I'm new to the forum so first I'd like to say hallo and send you all sunny greetings from Germany.
Many of the forum users here seem to be fans of the cast iron frying pan. I've just ordered my first one which should be arriving any day now.
Now here's a question and I'm hoping that someone can say whether this method of seasoning is successful. It is recommended by the manufacturer of the pan. It's best to do this in the garden due to the clouds of smoke, but apparently it works.
1. Clean the pan with laundry detergent briefly and dry well. 2. Turn off smoke alarms in kitchen:) 3. Add oil to the pan, heat until it is hot. 4. Add fresh potato skins that have been mixed with salt. 5. Cook for 20 minutes. 6. Remove skins and slowly add new skins (slowly because you don't the temperature to sink abruptly) 7. Cook another 20 minutes. 8. Repeat step 6. 9. Allow to cool, remove skins and oil. (Remember to turn on the smoke alarm again).
Boiling potato skins in the pan and then seasoning the oiled pan in the oven seems to be a well-known method in the US but I haven't come across any websites yet where the potato skins are heated in oil.

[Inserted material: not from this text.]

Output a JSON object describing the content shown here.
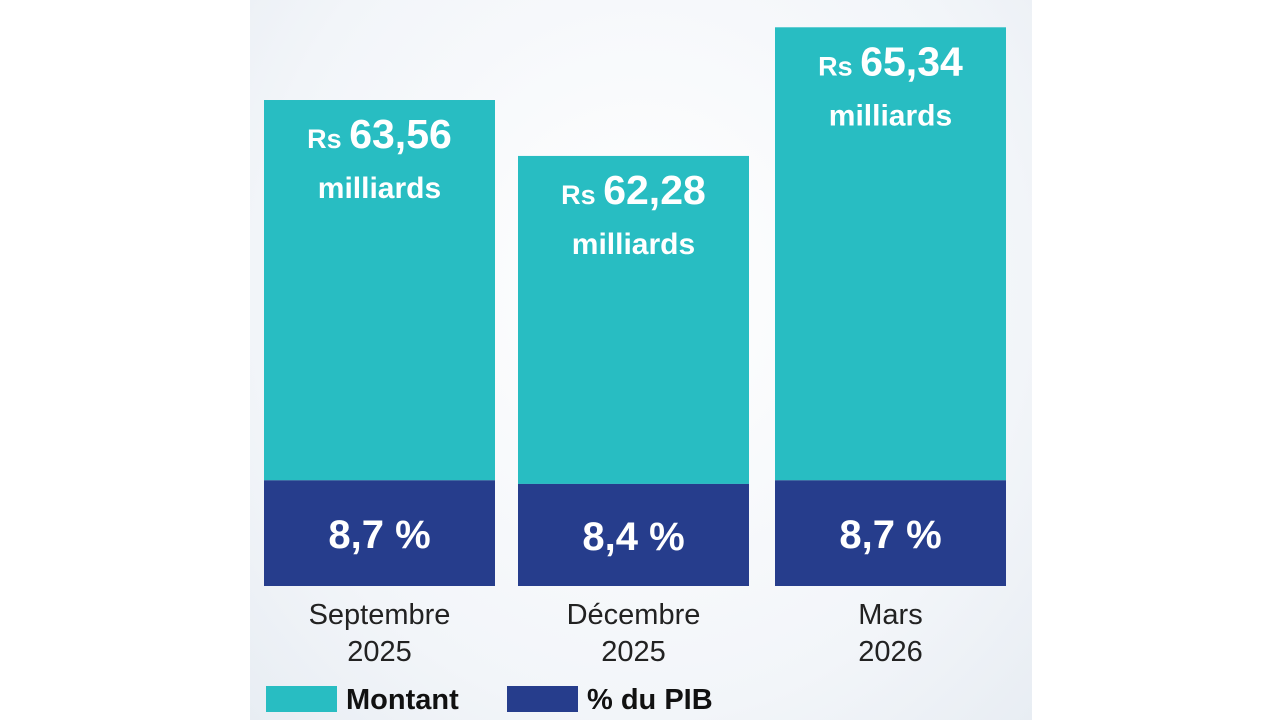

Has anyone had any experience with this method? I'd appreciate any replies
the best things to season a pan with is some darn good greasy bacon..or lard..and once you have that pan well seasoned be careful to not use it for things that will remove the seasoning, like soup and stew and really wet foods.
i keep those types of foods to separate pan uses..i have my well seasoned pans for non stick cooking and have my soup and stew pots separate and reseason them after cleaning them by wiping them down with some fat and warming them over the fire for a few minutes..and allowing to cool then wiping the oil around in them..you'll never really maintain a good seasoning on a pan that get used for watery foods unless you reseason after each use..
Bloom where you are planted.
I received the pan today, cleaned it as described, added oil, fried some sliced potatoes with lots of salt, changed the potatoes after 15 minutes and repeated the whole procedure another 15 minutes. After wiping away all the gunge, the frying pan was ready to use and I made Hungarian pancakes with a minimum amount of oil Nothing stuck, they came out perfect.
The salt turned grey from the coating that the pan comes with and the potato skins/sliced potatoes also helped to get rid of the yukky coating.
I love my new frying pan! Tomorrow I'm doing the steak "test". I'm using lard from the Hungarian Mangalica pig which is totally delicious
Go on E-bay and look for a cast iron skillet number seven or larger with a smoke ring and slant Erie or Griswold. They are made from the best iron ever known to man .. now used up .. and the pan is light weight and about seventy years old or older .. the walls are thin .. don't buy cracked or warped or rust pitted junk .. look for a good rated seller.
For two people .. I use a number seven .. but I also have a pan so old it does not have a number but a "gate" mark and is about one hundred and fifty years old and 12 inches across. The gate makes it wobble but who cares .. it is a great old pan.
These pans bought off the net can be cleaned by the seller or not very bad and I use chili peppers or chili powder with water or oil to season .. It kills critters and so does the heat. Go on YouTube also for good and bad advice on cleaning a pan like in the oven at high temp to make it turn black on the inside bottom.
Once non stick .. never use soap on it again or it will ruin it .. no harsh cleaning but cold water and a plastic scrubber will do wonders.
Fried eggs and hash browns are my favorites in a skillet and unlike some .. I never use pig meat in mine. Tried it and mine started sticking.
Number one tip .. heat slowly for seven minutes and then turn the heat up to cooking range. A cold pan will stick. If you want high immediate heat and a jack rabbit start .. use aluminum .. you already have Alzheimer's.
If you get too far from the stone age .. things go haywire.